Robin E. Haak (born. 1986) is a German political scientist, tech entrepreneur and investor from Hanover, Germany.

== Early life and career ==

Robin Eric Haak was born in Hanover, West Germany and was graduated from Gymnasium in Hanover. Haak studied political science, law and economics at the University of Salzburg. He later studied media management at Hamburg Media School, as well as University of Hamburg and graduated with an MBA degree. Haak started his career at Versace in New York. Later, he was employed by Axel Springer SE in Berlin. where he worked for the Axel Springer Digital Ventures, and co-founded the Axel Springer Plug and Play Accelerator.
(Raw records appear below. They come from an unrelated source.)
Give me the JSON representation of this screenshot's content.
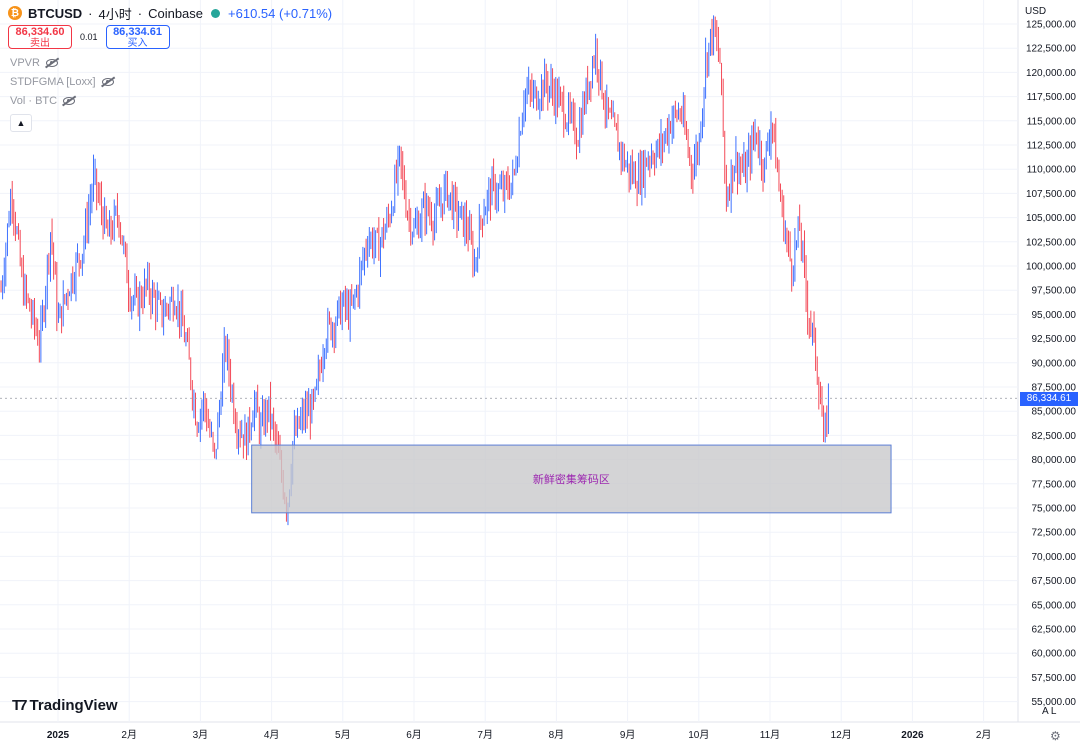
{
  "header": {
    "coin_icon": "bitcoin-icon",
    "symbol": "BTCUSD",
    "sep1": "·",
    "interval": "4小时",
    "sep2": "·",
    "exchange": "Coinbase",
    "status_color": "#26a69a",
    "change": "+610.54 (+0.71%)"
  },
  "trade": {
    "sell_price": "86,334.60",
    "sell_label": "卖出",
    "spread": "0.01",
    "buy_price": "86,334.61",
    "buy_label": "买入"
  },
  "indicators": [
    {
      "label": "VPVR",
      "icon": "eye-off-icon"
    },
    {
      "label": "STDFGMA [Loxx]",
      "icon": "eye-off-icon"
    },
    {
      "label": "Vol · BTC",
      "icon": "eye-off-icon"
    }
  ],
  "collapse_icon": "chevron-up-icon",
  "currency": "USD",
  "current_price_label": "86,334.61",
  "branding": "TradingView",
  "bottom_controls": "A  L",
  "settings_icon": "gear-icon",
  "colors": {
    "up": "#2962ff",
    "down": "#f23645",
    "zone_fill": "#c9c9cc",
    "zone_border": "#5b7fd6",
    "zone_text": "#9c27b0",
    "grid": "#f0f3fa"
  },
  "chart_data": {
    "type": "line",
    "title": "BTCUSD · 4小时 · Coinbase",
    "ylim": [
      55000,
      125000
    ],
    "y_ticks": [
      "125,000.00",
      "122,500.00",
      "120,000.00",
      "117,500.00",
      "115,000.00",
      "112,500.00",
      "110,000.00",
      "107,500.00",
      "105,000.00",
      "102,500.00",
      "100,000.00",
      "97,500.00",
      "95,000.00",
      "92,500.00",
      "90,000.00",
      "87,500.00",
      "85,000.00",
      "82,500.00",
      "80,000.00",
      "77,500.00",
      "75,000.00",
      "72,500.00",
      "70,000.00",
      "67,500.00",
      "65,000.00",
      "62,500.00",
      "60,000.00",
      "57,500.00",
      "55,000.00"
    ],
    "x_ticks": [
      {
        "label": "2025",
        "t": 1.0
      },
      {
        "label": "2月",
        "t": 2.0
      },
      {
        "label": "3月",
        "t": 3.0
      },
      {
        "label": "4月",
        "t": 4.0
      },
      {
        "label": "5月",
        "t": 5.0
      },
      {
        "label": "6月",
        "t": 6.0
      },
      {
        "label": "7月",
        "t": 7.0
      },
      {
        "label": "8月",
        "t": 8.0
      },
      {
        "label": "9月",
        "t": 9.0
      },
      {
        "label": "10月",
        "t": 10.0
      },
      {
        "label": "11月",
        "t": 11.0
      },
      {
        "label": "12月",
        "t": 12.0
      },
      {
        "label": "2026",
        "t": 13.0
      },
      {
        "label": "2月",
        "t": 14.0
      }
    ],
    "price_path": [
      [
        0.2,
        97500
      ],
      [
        0.35,
        108000
      ],
      [
        0.5,
        98000
      ],
      [
        0.75,
        92000
      ],
      [
        0.9,
        104000
      ],
      [
        1.0,
        94000
      ],
      [
        1.15,
        98000
      ],
      [
        1.35,
        102000
      ],
      [
        1.5,
        109000
      ],
      [
        1.7,
        103000
      ],
      [
        1.85,
        105500
      ],
      [
        2.0,
        97500
      ],
      [
        2.1,
        96000
      ],
      [
        2.25,
        98000
      ],
      [
        2.45,
        95000
      ],
      [
        2.65,
        97000
      ],
      [
        2.8,
        92000
      ],
      [
        2.95,
        84000
      ],
      [
        3.05,
        86000
      ],
      [
        3.2,
        80000
      ],
      [
        3.35,
        92000
      ],
      [
        3.5,
        84000
      ],
      [
        3.65,
        82000
      ],
      [
        3.75,
        86000
      ],
      [
        3.85,
        83000
      ],
      [
        3.95,
        85500
      ],
      [
        4.05,
        82000
      ],
      [
        4.15,
        78000
      ],
      [
        4.22,
        75000
      ],
      [
        4.3,
        82000
      ],
      [
        4.45,
        84500
      ],
      [
        4.6,
        85500
      ],
      [
        4.75,
        93000
      ],
      [
        4.9,
        94500
      ],
      [
        5.0,
        96000
      ],
      [
        5.1,
        95000
      ],
      [
        5.2,
        97500
      ],
      [
        5.35,
        103000
      ],
      [
        5.5,
        102000
      ],
      [
        5.65,
        105000
      ],
      [
        5.8,
        111000
      ],
      [
        5.9,
        106000
      ],
      [
        6.0,
        103500
      ],
      [
        6.15,
        106000
      ],
      [
        6.3,
        105000
      ],
      [
        6.45,
        108000
      ],
      [
        6.6,
        105500
      ],
      [
        6.75,
        104000
      ],
      [
        6.85,
        100000
      ],
      [
        6.95,
        105500
      ],
      [
        7.1,
        108000
      ],
      [
        7.25,
        107500
      ],
      [
        7.4,
        109000
      ],
      [
        7.55,
        118000
      ],
      [
        7.7,
        117500
      ],
      [
        7.85,
        119000
      ],
      [
        8.0,
        117500
      ],
      [
        8.15,
        115500
      ],
      [
        8.3,
        113500
      ],
      [
        8.45,
        119000
      ],
      [
        8.55,
        122500
      ],
      [
        8.7,
        116000
      ],
      [
        8.85,
        113000
      ],
      [
        9.0,
        110000
      ],
      [
        9.15,
        109000
      ],
      [
        9.3,
        111500
      ],
      [
        9.45,
        112000
      ],
      [
        9.6,
        115000
      ],
      [
        9.75,
        116000
      ],
      [
        9.9,
        110000
      ],
      [
        10.0,
        112500
      ],
      [
        10.1,
        121500
      ],
      [
        10.2,
        124500
      ],
      [
        10.3,
        121000
      ],
      [
        10.38,
        107000
      ],
      [
        10.5,
        111000
      ],
      [
        10.65,
        109500
      ],
      [
        10.8,
        114000
      ],
      [
        10.92,
        110000
      ],
      [
        11.02,
        115500
      ],
      [
        11.12,
        108500
      ],
      [
        11.2,
        104000
      ],
      [
        11.3,
        100000
      ],
      [
        11.42,
        104000
      ],
      [
        11.52,
        96000
      ],
      [
        11.62,
        92000
      ],
      [
        11.72,
        85500
      ],
      [
        11.76,
        81000
      ],
      [
        11.82,
        86500
      ]
    ],
    "annotation_zone": {
      "label": "新鲜密集筹码区",
      "x_start": 3.72,
      "x_end": 12.7,
      "y_low": 74500,
      "y_high": 81500
    },
    "current_price": 86334.61,
    "grid": true
  }
}
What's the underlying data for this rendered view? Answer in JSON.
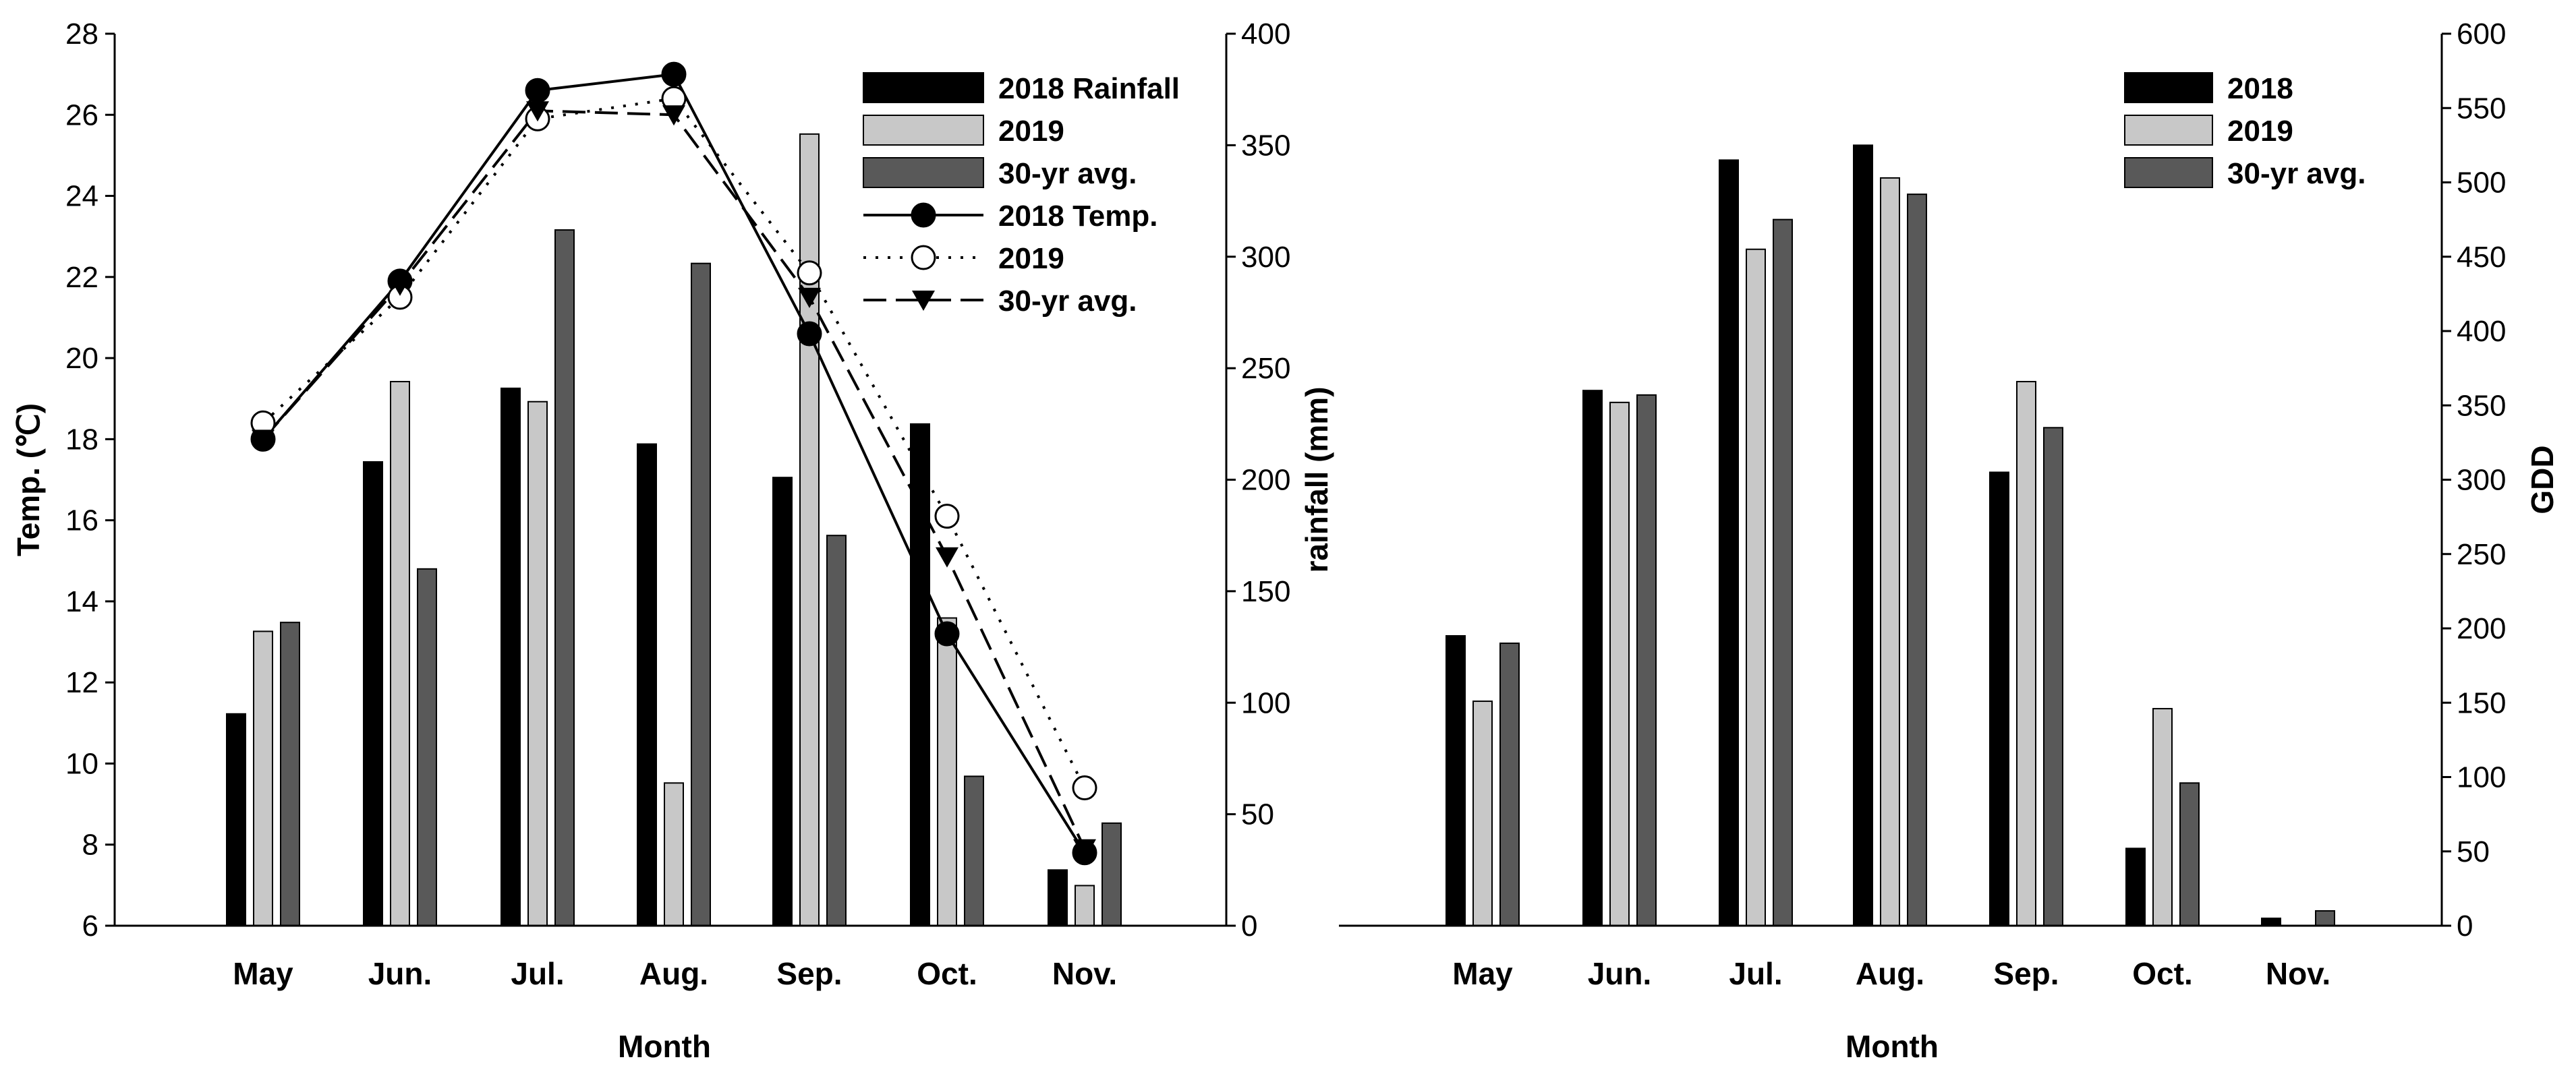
{
  "chart_data": [
    {
      "type": "bar+line",
      "title": "",
      "xlabel": "Month",
      "ylabel_left": "Temp. (℃)",
      "ylabel_right": "rainfall (mm)",
      "categories": [
        "May",
        "Jun.",
        "Jul.",
        "Aug.",
        "Sep.",
        "Oct.",
        "Nov."
      ],
      "ylim_left": [
        6,
        28
      ],
      "yticks_left": [
        6,
        8,
        10,
        12,
        14,
        16,
        18,
        20,
        22,
        24,
        26,
        28
      ],
      "ylim_right": [
        0,
        400
      ],
      "yticks_right": [
        0,
        50,
        100,
        150,
        200,
        250,
        300,
        350,
        400
      ],
      "bar_series": [
        {
          "name": "2018 Rainfall",
          "color": "#000000",
          "values": [
            95,
            208,
            241,
            216,
            201,
            225,
            25
          ]
        },
        {
          "name": "2019",
          "color": "#c8c8c8",
          "values": [
            132,
            244,
            235,
            64,
            355,
            138,
            18
          ]
        },
        {
          "name": "30-yr avg.",
          "color": "#595959",
          "values": [
            136,
            160,
            312,
            297,
            175,
            67,
            46
          ]
        }
      ],
      "line_series": [
        {
          "name": "2018  Temp.",
          "marker": "filled-circle",
          "style": "solid",
          "values": [
            18.0,
            21.9,
            26.6,
            27.0,
            20.6,
            13.2,
            7.8
          ]
        },
        {
          "name": "2019",
          "marker": "open-circle",
          "style": "dotted",
          "values": [
            18.4,
            21.5,
            25.9,
            26.4,
            22.1,
            16.1,
            9.4
          ]
        },
        {
          "name": "30-yr avg.",
          "marker": "filled-triangle-down",
          "style": "dashed",
          "values": [
            18.0,
            21.8,
            26.1,
            26.0,
            21.5,
            15.1,
            7.9
          ]
        }
      ],
      "legend_position": "top-right"
    },
    {
      "type": "bar",
      "title": "",
      "xlabel": "Month",
      "ylabel": "GDD",
      "categories": [
        "May",
        "Jun.",
        "Jul.",
        "Aug.",
        "Sep.",
        "Oct.",
        "Nov."
      ],
      "ylim": [
        0,
        600
      ],
      "yticks": [
        0,
        50,
        100,
        150,
        200,
        250,
        300,
        350,
        400,
        450,
        500,
        550,
        600
      ],
      "series": [
        {
          "name": "2018",
          "color": "#000000",
          "values": [
            195,
            360,
            515,
            525,
            305,
            52,
            5
          ]
        },
        {
          "name": "2019",
          "color": "#c8c8c8",
          "values": [
            151,
            352,
            455,
            503,
            366,
            146,
            0
          ]
        },
        {
          "name": "30-yr avg.",
          "color": "#595959",
          "values": [
            190,
            357,
            475,
            492,
            335,
            96,
            10
          ]
        }
      ],
      "legend_position": "top-right"
    }
  ]
}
With this company, he acted as the first investor in the Fintech company N26.

After leaving Springer, Haak worked as a co-founder and managing director at Jobspotting GmbH; the company merged with Smartrecruiters Inc., where he became a shareholder as well as managing director; the company later reached unicorn status and was successfully acquired by the software company SAP for a total of US$850 million.

Haak holds a stake in the company Woman Inc. UG and founded the company as Chief Marketing Officer.

He is also shareholder and board member of other companies. He co-created and built up Revaia, a German and France based Growth Equity Fund, with an Environment Social Governance focus, and a crossover investment strategy (public and private investing), with a first fund size of 250 million €. As of today, Revaia manages approximately €600 million in assets under management (AuM) (as of July 2025).

January 2021, he joined the advisory board of Stepstone. Since 2021, he has worked as a harvester for Aubert de Villaine at his vineyard, Domaine de la Romanée-Conti. In 2023, he founded a Solo GP venture capital fund, Robin Capital, managing €15 million in committed capital.